PAUSE FOR REFLECTION
by Ken Rolheiser
The Saints that walk among us

This past weekend while celebrating my brother’s fiftieth anniversary to the priesthood I was inspired to think of the Saints that walk among us. These Saints include my ancestors who safeguarded the faith from Germany to Saratov, Russia, to the Saskatchewan prairies.

Grace was alive as we celebrated Masses and gave thanks for parents and family members who lived and who live the challenge of entering into that mystery of prayer that makes our daily lives holy. The presence of my parents and seven of my siblings already with God was deeply moving.

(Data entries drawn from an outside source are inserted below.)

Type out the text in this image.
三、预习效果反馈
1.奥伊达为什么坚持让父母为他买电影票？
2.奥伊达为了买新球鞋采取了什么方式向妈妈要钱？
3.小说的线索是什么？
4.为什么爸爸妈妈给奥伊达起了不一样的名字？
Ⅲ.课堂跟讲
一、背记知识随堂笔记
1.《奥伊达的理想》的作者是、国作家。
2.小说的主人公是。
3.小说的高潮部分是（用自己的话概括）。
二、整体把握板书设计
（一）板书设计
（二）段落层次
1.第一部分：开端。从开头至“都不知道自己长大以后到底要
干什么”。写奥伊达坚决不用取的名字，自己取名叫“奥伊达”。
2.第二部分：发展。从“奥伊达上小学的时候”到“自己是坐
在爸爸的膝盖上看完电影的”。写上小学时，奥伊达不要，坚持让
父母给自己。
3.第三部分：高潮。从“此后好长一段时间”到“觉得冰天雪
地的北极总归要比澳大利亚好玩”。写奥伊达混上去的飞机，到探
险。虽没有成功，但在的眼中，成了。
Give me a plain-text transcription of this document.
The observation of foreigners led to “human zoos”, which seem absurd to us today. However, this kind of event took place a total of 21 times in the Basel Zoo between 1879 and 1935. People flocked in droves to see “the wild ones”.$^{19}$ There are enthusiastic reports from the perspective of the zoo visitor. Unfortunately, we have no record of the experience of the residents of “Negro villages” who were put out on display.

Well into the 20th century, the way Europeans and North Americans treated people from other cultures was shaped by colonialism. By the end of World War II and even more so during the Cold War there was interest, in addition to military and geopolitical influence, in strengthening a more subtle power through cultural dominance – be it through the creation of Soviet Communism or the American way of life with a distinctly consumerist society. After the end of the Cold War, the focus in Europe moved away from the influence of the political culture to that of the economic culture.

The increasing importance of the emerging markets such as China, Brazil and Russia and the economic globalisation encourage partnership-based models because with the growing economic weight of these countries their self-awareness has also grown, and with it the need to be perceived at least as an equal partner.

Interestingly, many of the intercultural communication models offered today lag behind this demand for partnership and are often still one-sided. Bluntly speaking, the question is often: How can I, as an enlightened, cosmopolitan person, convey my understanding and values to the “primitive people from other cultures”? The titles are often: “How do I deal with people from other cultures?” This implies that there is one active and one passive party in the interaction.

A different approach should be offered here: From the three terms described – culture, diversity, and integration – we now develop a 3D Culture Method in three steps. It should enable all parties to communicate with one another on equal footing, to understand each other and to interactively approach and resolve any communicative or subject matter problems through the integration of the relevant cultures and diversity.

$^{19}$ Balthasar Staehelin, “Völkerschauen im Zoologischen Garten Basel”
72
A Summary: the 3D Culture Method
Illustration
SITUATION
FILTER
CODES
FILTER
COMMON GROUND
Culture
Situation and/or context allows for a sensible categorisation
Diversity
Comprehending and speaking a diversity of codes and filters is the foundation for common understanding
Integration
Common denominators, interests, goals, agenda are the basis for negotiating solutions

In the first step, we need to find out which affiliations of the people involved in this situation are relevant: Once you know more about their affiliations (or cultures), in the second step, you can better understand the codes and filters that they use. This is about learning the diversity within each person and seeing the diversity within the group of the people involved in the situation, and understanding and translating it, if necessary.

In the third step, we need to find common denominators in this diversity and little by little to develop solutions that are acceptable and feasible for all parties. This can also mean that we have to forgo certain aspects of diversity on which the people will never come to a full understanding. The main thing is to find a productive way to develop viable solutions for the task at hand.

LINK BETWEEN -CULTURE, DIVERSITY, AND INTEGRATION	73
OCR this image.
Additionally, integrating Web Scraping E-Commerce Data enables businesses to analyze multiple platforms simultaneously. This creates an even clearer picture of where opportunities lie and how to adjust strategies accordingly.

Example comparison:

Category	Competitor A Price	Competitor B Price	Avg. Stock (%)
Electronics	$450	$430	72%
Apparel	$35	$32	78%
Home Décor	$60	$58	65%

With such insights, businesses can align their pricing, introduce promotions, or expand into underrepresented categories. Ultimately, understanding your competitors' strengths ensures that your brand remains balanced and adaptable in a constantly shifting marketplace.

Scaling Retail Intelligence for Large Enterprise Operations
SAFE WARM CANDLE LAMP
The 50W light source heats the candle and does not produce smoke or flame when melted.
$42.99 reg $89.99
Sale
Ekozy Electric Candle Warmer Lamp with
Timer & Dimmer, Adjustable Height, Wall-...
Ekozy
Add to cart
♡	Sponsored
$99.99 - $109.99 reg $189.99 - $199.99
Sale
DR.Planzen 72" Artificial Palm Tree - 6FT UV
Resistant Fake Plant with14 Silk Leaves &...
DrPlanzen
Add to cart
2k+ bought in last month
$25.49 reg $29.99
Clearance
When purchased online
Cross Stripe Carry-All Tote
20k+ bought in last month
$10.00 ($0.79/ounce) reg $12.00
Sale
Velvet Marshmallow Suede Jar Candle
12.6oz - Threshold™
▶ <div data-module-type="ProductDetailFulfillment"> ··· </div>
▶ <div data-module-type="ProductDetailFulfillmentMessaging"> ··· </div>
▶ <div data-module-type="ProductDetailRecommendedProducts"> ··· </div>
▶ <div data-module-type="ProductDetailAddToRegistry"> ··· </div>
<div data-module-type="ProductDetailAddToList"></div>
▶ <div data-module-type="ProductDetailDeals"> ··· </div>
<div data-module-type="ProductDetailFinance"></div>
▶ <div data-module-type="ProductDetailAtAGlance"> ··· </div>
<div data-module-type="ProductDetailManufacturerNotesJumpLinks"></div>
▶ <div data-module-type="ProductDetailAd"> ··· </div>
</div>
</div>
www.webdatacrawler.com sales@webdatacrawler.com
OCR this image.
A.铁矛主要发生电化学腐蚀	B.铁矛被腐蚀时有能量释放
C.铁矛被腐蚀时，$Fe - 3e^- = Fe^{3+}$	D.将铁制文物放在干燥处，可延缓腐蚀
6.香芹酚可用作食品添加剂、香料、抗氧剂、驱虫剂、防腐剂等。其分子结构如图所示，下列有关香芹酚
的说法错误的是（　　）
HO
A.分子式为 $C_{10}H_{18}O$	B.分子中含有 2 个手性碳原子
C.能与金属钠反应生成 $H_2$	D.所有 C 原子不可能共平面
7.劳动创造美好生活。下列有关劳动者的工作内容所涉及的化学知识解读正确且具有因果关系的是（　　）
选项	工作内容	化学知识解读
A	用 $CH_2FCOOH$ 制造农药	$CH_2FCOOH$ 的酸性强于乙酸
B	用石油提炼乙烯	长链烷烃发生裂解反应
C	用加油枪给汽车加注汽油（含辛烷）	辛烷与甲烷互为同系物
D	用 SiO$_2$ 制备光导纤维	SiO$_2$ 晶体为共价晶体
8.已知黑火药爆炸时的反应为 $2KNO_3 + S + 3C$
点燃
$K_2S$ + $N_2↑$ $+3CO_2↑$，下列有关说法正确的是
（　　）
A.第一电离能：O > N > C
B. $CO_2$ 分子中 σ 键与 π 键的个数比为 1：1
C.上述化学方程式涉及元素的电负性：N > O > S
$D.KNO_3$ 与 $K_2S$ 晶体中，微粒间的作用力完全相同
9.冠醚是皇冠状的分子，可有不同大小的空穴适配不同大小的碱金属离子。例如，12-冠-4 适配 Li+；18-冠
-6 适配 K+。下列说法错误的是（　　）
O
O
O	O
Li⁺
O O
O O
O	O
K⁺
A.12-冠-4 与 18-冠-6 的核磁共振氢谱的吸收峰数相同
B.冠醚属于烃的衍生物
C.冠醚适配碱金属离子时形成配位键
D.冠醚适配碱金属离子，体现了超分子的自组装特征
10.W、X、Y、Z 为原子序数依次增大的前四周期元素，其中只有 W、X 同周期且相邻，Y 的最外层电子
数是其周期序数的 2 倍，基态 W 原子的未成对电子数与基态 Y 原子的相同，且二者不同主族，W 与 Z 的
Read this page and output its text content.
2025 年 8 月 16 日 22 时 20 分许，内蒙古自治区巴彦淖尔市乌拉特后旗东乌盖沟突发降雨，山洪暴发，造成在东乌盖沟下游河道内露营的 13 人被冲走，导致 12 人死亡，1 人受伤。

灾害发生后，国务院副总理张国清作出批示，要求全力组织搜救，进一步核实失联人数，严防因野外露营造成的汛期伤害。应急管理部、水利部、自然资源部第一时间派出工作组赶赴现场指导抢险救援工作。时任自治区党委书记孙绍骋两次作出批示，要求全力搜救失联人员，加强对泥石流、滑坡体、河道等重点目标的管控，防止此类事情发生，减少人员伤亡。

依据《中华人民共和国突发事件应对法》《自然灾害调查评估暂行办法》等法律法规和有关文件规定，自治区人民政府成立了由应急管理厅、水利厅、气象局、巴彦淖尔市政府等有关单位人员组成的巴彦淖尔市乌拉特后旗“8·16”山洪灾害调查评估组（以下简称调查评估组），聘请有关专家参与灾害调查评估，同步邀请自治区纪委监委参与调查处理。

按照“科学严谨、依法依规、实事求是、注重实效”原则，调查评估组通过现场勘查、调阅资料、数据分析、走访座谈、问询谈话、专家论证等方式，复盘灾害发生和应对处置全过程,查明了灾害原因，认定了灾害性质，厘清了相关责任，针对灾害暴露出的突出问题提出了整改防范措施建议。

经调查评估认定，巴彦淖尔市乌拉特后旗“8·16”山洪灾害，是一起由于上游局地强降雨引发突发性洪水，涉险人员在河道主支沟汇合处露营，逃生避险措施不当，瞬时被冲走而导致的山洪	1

During his homily at a Mass of canonization, Pope Francis said: “The saints are men and women who enter fully into the mystery of prayer. Men and women who struggle with prayer, letting the Holy Spirit pray and struggle in them.” That is us! Welcome the struggle.

“They struggle to the very end, with all their strength, and they triumph, but not by their own efforts: the Lord triumphs in them and with them.” They remain firm in faith, with a steadfast heart. Through their intercession, God can enable us to be men and women of prayer. 

In “Who said Jesus hasn’t already returned?” Robert Worstell said there is a concept of “living grace”, a high ideal for us to reach. You have to live this stuff 24-7-365 Worstell said. It is not just dressing up once a week and going to a certain building.

My realization this weekend about Saints that walk with us is true in our families and it is true in our towns and communities. I meet with the Canora Ministerial Association every month and see their prayer lives working. They share the word and devote themselves tirelessly to good works like the Food Bank.

The Saints are walking among us, and we can join them. We have to look beyond the tumult of the world noise around us and hear the proclamation of angels about a new-born King. There is a voice shouting victory over suffering and death. Anyone “…who hears my voice and opens the door, I will come in and eat with him, and he with me.” (Revelations 3:20). 

Jesus is the answer to sickness, suffering and death. He alone can offer us peace during times of uncertainty and grant us a glimpse of the glory that is to come. The Holy Spirit opens us to the encounter with Jesus. We can unite our pain and suffering, and ultimately death, to the Cross of Christ. 

One of the Saints who walked among us, St John Paul II, explains in his letter on the World Day of the Sick in 2005: “It is precisely in times of sickness that the need to find adequate responses to… the meaning of pain, suffering and death itself, considered not only as an enigma that is hard to face, but a mystery in which Christ incorporates our lives in himself, opening them to a new and definitive birth for the life that will never end.”

Sickness reminds us of death. It is scary, but it also gives us hope. “In Christ lies the hope of true, full health; the salvation that he brings is the true response to the ultimate questions we face,” St John Paul II said.

How many Saints that walk among us have you seen recently? Isn’t it time to become one? Better late than never.